La sua carriera nel business della canapa ha radici lontane: quando ancora militava nei Los Angeles Lakers, nel 2012, ha co-fondato una società per la vendita di prodotti ottenuti dalla cannabis chiamata Viola, in onore di sua nonna (lo abbiamo raccontato QUI). Essa si occupa di tutto il processo relativo alla vita della pianta di canapa, dalla semina alla raccolta, vendendo vari tipi di prodotti derivati da essa, tra cui infiorescenze, oli, concentrati e prodotti edibili. La prima sede è stata fondata proprio a Los Angeles e nel corso degli anni si è espansa, raggiungendo Colorado, Michigan, Oklahoma, Oregon e Washington, oltre che numerosi punti vendita nella stessa California. Solo nel 2020, la Viola ha concluso l’anno con un incasso di oltre $20 milioni. Quasi il doppio rispetto al massimo dei guadagni ottenuti in un singolo anno da Al Harrington durante la sua carriera da cestita. I suoi intenti, però, non sono volti al mero guadagno personale: Al ha infatti aiutato a crescere molte altre attività come la sua, gestite da cittadini afroamericani. Ha affrontato questa tematica in un’intervista rilasciata a Forbes, di cui riportiamo di seguito le parole.

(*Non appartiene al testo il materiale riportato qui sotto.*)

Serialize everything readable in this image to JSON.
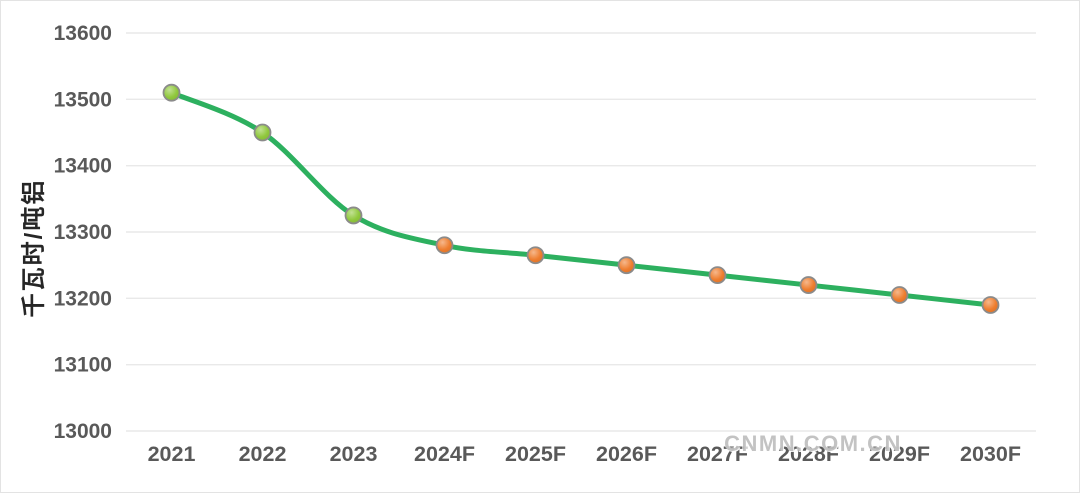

“Il proibizionismo riguardo questa pianta ha causato diversi problemi e disagi nel corso degli anni nelle nostre comunità. E adesso è divenuto un business da miliardi di dollari, al quale comunque non viene concesso il libero accesso a tutti. Il mio obiettivo è quello di costruire una legacy. Amo il mio lavoro e ciò che faccio ogni giorno alla Viola. Tutto il mio impegno è volto a costruire un brand che sfrutti il suo nome ed i suoi introiti per creare nuove opportunità di lavoro, ispirazione ed educazione scolastica per la gente, specialmente coloro che sono stati colpiti dalla piaga delle droghe. Che spesso sono afroamericani come me.”
Harrington intende investire su altre società gestite da afroamericani, aiutando loro ad ottenere le licenze per poter lavorare come dispensari di cannabis. Finora è riuscito in quest’intento con 8 aziende attive attualmente, aiutandone i proprietari ad avere introiti milionari. La strada è ancora lunga, ma Al ha dimostrato di essere una persona molto determinata a raggiungere i propri obiettivi. Per quanto in NBA abbia portato avanti un’ottima carriera da role player, è indubbio che nel business della cannabis Al Harrington sia divenuto un vero e proprio All-Star.